Une importance majeure pour la communauté d’Essipit

Pour le chef de la communauté autochtone d’Essipit, sur la Côte-Nord, la Traverse Trois-Pistoles/Les Escoumins a une importance majeure pour l’économie de sa communauté.

Alexandre D’Astous

« Nous avons des travailleurs qui proviennent de la rive sud. Le bateau est important pour le transport de cette main-d’œuvre, surtout qu’il devrait y avoir encore des moyens de pression à la Société des traversiers du Québec. Cela démontre que notre traverse, qualifiée d’intermédiaire, est indispensable pour le transport entre les deux rives », mentionne M. Dufour.

Le chef souligne que la communauté travaille sur le développement d’une offre touristique depuis plus de 30 ans. « Nous sommes très présents dans le récréotouristique, avec nos pourvoiries de poissons indigènes, dont la truite mouchetée. Nous offrons aussi des croisières aux baleines, et un vaste réseau d’hébergement.

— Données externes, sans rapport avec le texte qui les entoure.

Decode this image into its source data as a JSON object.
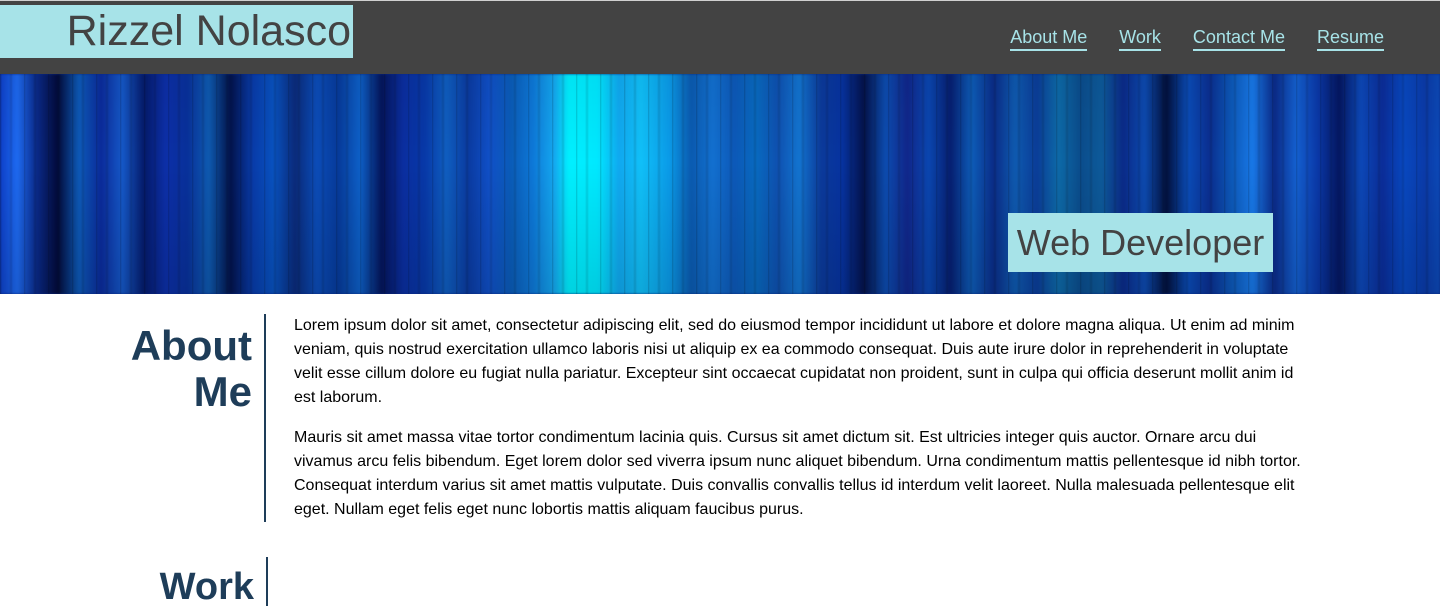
{
  "header": {
    "logo": "Rizzel Nolasco",
    "nav": [
      {
        "label": "About Me"
      },
      {
        "label": "Work"
      },
      {
        "label": "Contact Me"
      },
      {
        "label": "Resume"
      }
    ]
  },
  "hero": {
    "title": "Web Developer"
  },
  "sections": {
    "about": {
      "heading_line1": "About",
      "heading_line2": "Me",
      "paragraphs": [
        "Lorem ipsum dolor sit amet, consectetur adipiscing elit, sed do eiusmod tempor incididunt ut labore et dolore magna aliqua. Ut enim ad minim veniam, quis nostrud exercitation ullamco laboris nisi ut aliquip ex ea commodo consequat. Duis aute irure dolor in reprehenderit in voluptate velit esse cillum dolore eu fugiat nulla pariatur. Excepteur sint occaecat cupidatat non proident, sunt in culpa qui officia deserunt mollit anim id est laborum.",
        "Mauris sit amet massa vitae tortor condimentum lacinia quis. Cursus sit amet dictum sit. Est ultricies integer quis auctor. Ornare arcu dui vivamus arcu felis bibendum. Eget lorem dolor sed viverra ipsum nunc aliquet bibendum. Urna condimentum mattis pellentesque id nibh tortor. Consequat interdum varius sit amet mattis vulputate. Duis convallis convallis tellus id interdum velit laoreet. Nulla malesuada pellentesque elit eget. Nullam eget felis eget nunc lobortis mattis aliquam faucibus purus."
      ]
    },
    "work": {
      "heading": "Work"
    }
  },
  "colors": {
    "header_bg": "#434343",
    "accent": "#a7e3e8",
    "heading": "#1e3d59"
  }
}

Nous avons aussi un restaurant de produits de la mer aux Escoumins, en partenariat avec des allochtones du coin. Nous avons une offre importante d’activités de kayak de mer, un camping à Tadoussac, et un autre à Essipit », précise-t-il.

Un fort dynamisme
La communauté note un fort dynamisme lors de la reprise des activités de la Traverse. « Nous avons complété les embauches pour la saison estivale. C’est le fun de voir revenir des travailleurs qui sont essentiels pour accueillir les gens. Ce sont des personnes de cœur. »
Membre de la Compagnie de navigation des Basques

Essipit est l’un des quatre membres de la Compagnie de navigation des Basques avec la Ville de Trois-Pistoles, et les municipalités des Escoumins et de Notre-Dame-des-Neiges. « Nous sommes contents de faire partie de ce beau projet. On veut pérenniser le service. On aimerait avoir une subvention récurrente sans mise de fonds. Ça nous aiderait pour les mois un peu plus durs, en début et en fin de saison. L’objectif, ce n’est pas de se redistribuer des dividendes, mais de réinvestir les profits sur le bateau, en travaux pour améliorer le navire, et le maintenir dans un état de santé satisfaisant. Nous avons acheté un nouveau radar cette année pour la sécurité », souligne le chef Dufour.

M. Dufour affirme que l’objectif est d’éviter de devoir revivre l’incertitude de l’année 2020. « C’est la fin d’être sur un fleuve tranquille, et de ne pas avoir à se battre ou à convaincre le gouvernement de notre utilité. On travaille fort chaque année. Nos gestionnaires sur le bateau font un travail formidable. »

Essipit dit sentir le lien avec les gens de la rive sud se consolider depuis quelques années. « Il y a des initiatives en place pour favoriser la tenue d’événements sur les bateaux, mais également pour permettre aux gens de traverser à un coût abordable pour participer à des événements de l’autre côté du fleuve », affirme M. Dufour.

Le chef de la réserve d’Essipit, Martin Dufour.